ESTILO: La evolución del clásico vestido de seda

Este clásico se ha vuelto tan informal que puedes llevarlo al trabajo, a una cita o incluso a un aperitivo con amigas.

Nos encanta esta tendencia, sobretodo porque ahora ya no necesitamos tener un evento elegante para sacarlo de nuestro clóset.

Muchas temporadas luego de que apareciera en nuestras vidas, el glamoroso vestido de seda llegó a “las masas”. E incluso con otro beneficio, parece ser que el tipo de cuerpo tampoco importa, ya que viene en diferentes versiones que se ajustan a todos los cuerpos.

 

Es un desafío de estilo, y lo sabemos. Pero hay miles de formas de usarlo y hacer de este un complemento perfecto para un outfit poco formal.

Usárlo sobre una polera blanca, ya fue tendencia y caducó.

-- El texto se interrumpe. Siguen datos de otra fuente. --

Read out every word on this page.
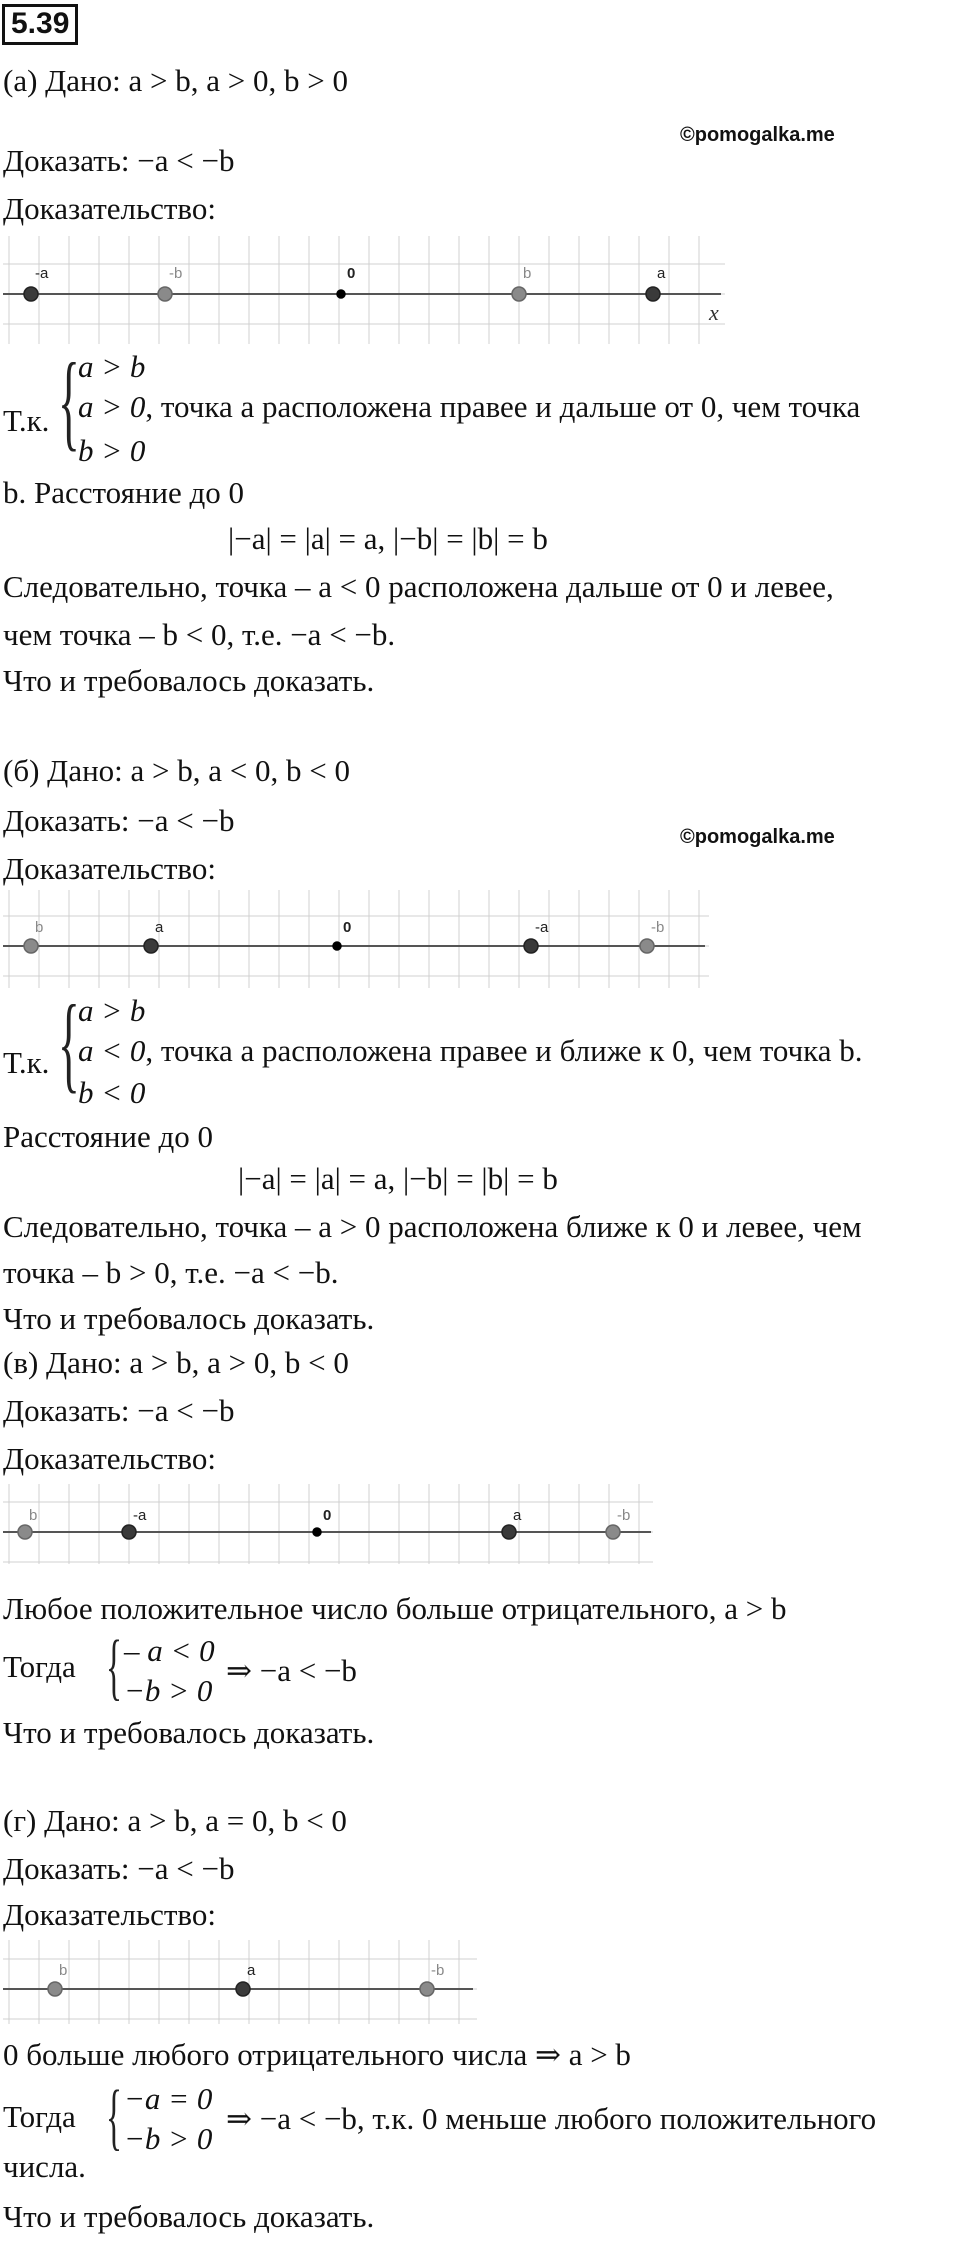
5.39

(а) Дано: a > b, a > 0, b > 0

©pomogalka.me

Доказать: −a < −b

Доказательство:

x
-a	-b	0	b	a

Т.к. {

a > b

a > 0, точка a расположена правее и дальше от 0, чем точка

b > 0

b. Расстояние до 0

|−a| = |a| = a, |−b| = |b| = b

Следовательно, точка – a < 0 расположена дальше от 0 и левее,

чем точка – b < 0, т.е. −a < −b.

Что и требовалось доказать.

(б) Дано: a > b, a < 0, b < 0

Доказать: −a < −b	©pomogalka.me

Доказательство:

b	a	0	-a	-b

Т.к. {

a > b

a < 0, точка a расположена правее и ближе к 0, чем точка b.

b < 0

Расстояние до 0

|−a| = |a| = a, |−b| = |b| = b

Следовательно, точка – a > 0 расположена ближе к 0 и левее, чем

точка – b > 0, т.е. −a < −b.

Что и требовалось доказать.

(в) Дано: a > b, a > 0, b < 0

Доказать: −a < −b

Доказательство:

b	-a	0	a	-b

Любое положительное число больше отрицательного, a > b

Тогда { – a < 0

−b > 0

⇒ −a < −b

Что и требовалось доказать.

(г) Дано: a > b, a = 0, b < 0

Доказать: −a < −b

Доказательство:

b	a	-b

0 больше любого отрицательного числа ⇒ a > b

Тогда { −a = 0

−b > 0

⇒ −a < −b, т.к. 0 меньше любого положительного

числа.

Что и требовалось доказать.
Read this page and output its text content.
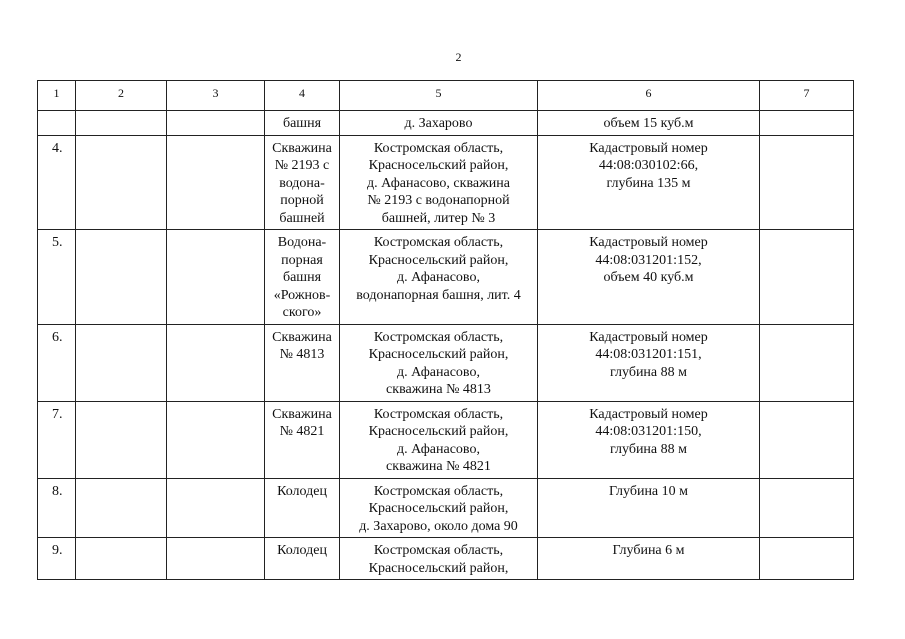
2
1	2	3	4	5	6	7

			башня	д. Захарово	объем 15 куб.м	

4.			Скважина
№ 2193 с
водона-
порной
башней	Костромская область,
Красносельский район,
д. Афанасово, скважина
№ 2193 с водонапорной
башней, литер № 3	Кадастровый номер
44:08:030102:66,
глубина 135 м	

5.			Водона-
порная
башня
«Рожнов-
ского»	Костромская область,
Красносельский район,
д. Афанасово,
водонапорная башня, лит. 4	Кадастровый номер
44:08:031201:152,
объем 40 куб.м	

6.			Скважина
№ 4813	Костромская область,
Красносельский район,
д. Афанасово,
скважина № 4813	Кадастровый номер
44:08:031201:151,
глубина 88 м	

7.			Скважина
№ 4821	Костромская область,
Красносельский район,
д. Афанасово,
скважина № 4821	Кадастровый номер
44:08:031201:150,
глубина 88 м	

8.			Колодец	Костромская область,
Красносельский район,
д. Захарово, около дома 90	Глубина 10 м	

9.			Колодец	Костромская область,
Красносельский район,	Глубина 6 м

Hoy en día, lo ideal es combinarlo con zapatillas, booties o inclusos flats.

El mix perfecto es vestido + americana, pero también puedes vestirlo bajo un sweater en invierno, o con Hawaianas para la playa. Aunque el mejor tip de tendencia, es que no sea demasiado simétrico.

En cuanto a la parte superior, puedes combinarlo con blazers, o elegir su versión en mangas largas.

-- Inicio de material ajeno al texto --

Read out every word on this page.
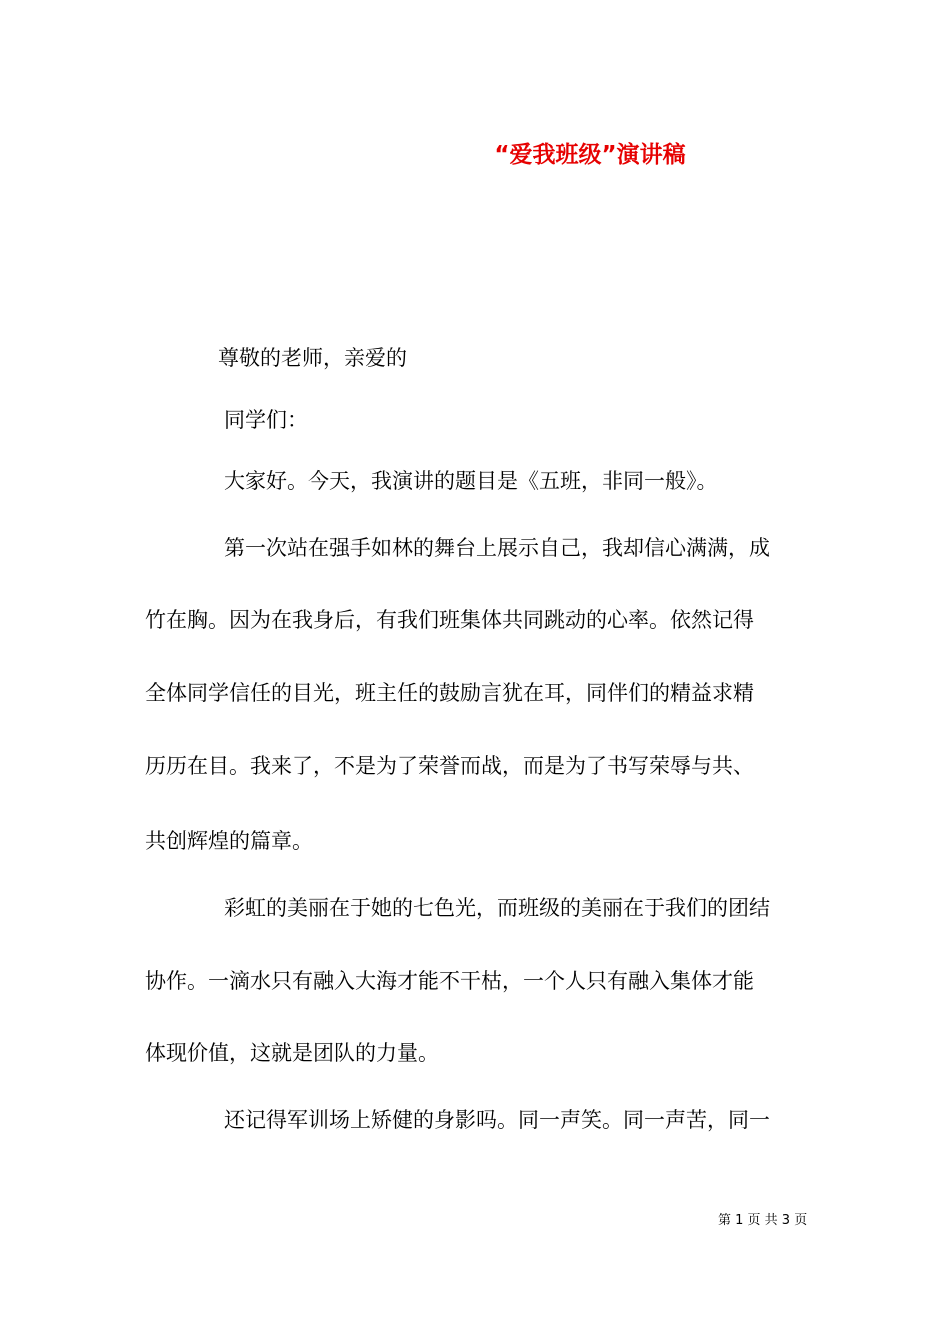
“爱我班级”演讲稿
尊敬的老师，亲爱的
同学们：
大家好。今天，我演讲的题目是《五班，非同一般》。
第一次站在强手如林的舞台上展示自己，我却信心满满，成
竹在胸。因为在我身后，有我们班集体共同跳动的心率。依然记得
全体同学信任的目光，班主任的鼓励言犹在耳，同伴们的精益求精
历历在目。我来了，不是为了荣誉而战，而是为了书写荣辱与共、
共创辉煌的篇章。
彩虹的美丽在于她的七色光，而班级的美丽在于我们的团结
协作。一滴水只有融入大海才能不干枯，一个人只有融入集体才能
体现价值，这就是团队的力量。
还记得军训场上矫健的身影吗。同一声笑。同一声苦，同一
第 1 页 共 3 页
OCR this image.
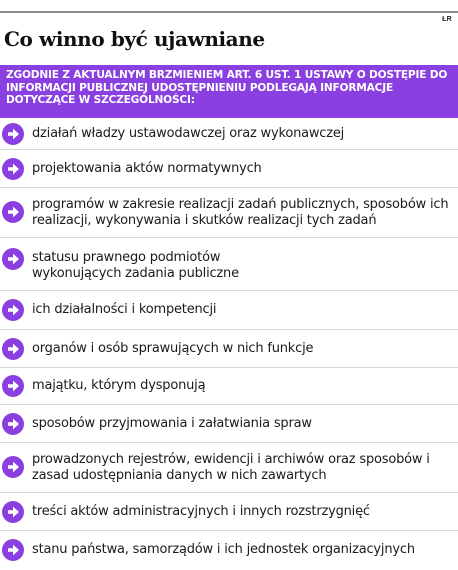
ŁR
Co winno być ujawniane
ZGODNIE Z AKTUALNYM BRZMIENIEM ART. 6 UST. 1 USTAWY O DOSTĘPIE DO INFORMACJI PUBLICZNEJ UDOSTĘPNIENIU PODLEGAJĄ INFORMACJE DOTYCZĄCE W SZCZEGÓLNOŚCI:
działań władzy ustawodawczej oraz wykonawczej
projektowania aktów normatywnych
programów w zakresie realizacji zadań publicznych, sposobów ich realizacji, wykonywania i skutków realizacji tych zadań
statusu prawnego podmiotów wykonujących zadania publiczne
ich działalności i kompetencji
organów i osób sprawujących w nich funkcje
majątku, którym dysponują
sposobów przyjmowania i załatwiania spraw
prowadzonych rejestrów, ewidencji i archiwów oraz sposobów i zasad udostępniania danych w nich zawartych
treści aktów administracyjnych i innych rozstrzygnięć
stanu państwa, samorządów i ich jednostek organizacyjnych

Existen también las versiones un poco más clásicas, que sí, son ideales para ocaciones más especiales, aunque casi todo depende de con qué lo combinemos. Un accesorio, como una cartera elegante, puede cambiar el sentido del look.

Otra cosa que nos encanta, es la variedad de colores en las que el vestido de seda puede usarse. El clásico color negro… ya pasó. Colores pasteles, amarillos, e incluso fucsia, son los más elegidos.

Y con respecto a la forma, con tiras, bretéles o incluso mangas, son todos tendencia.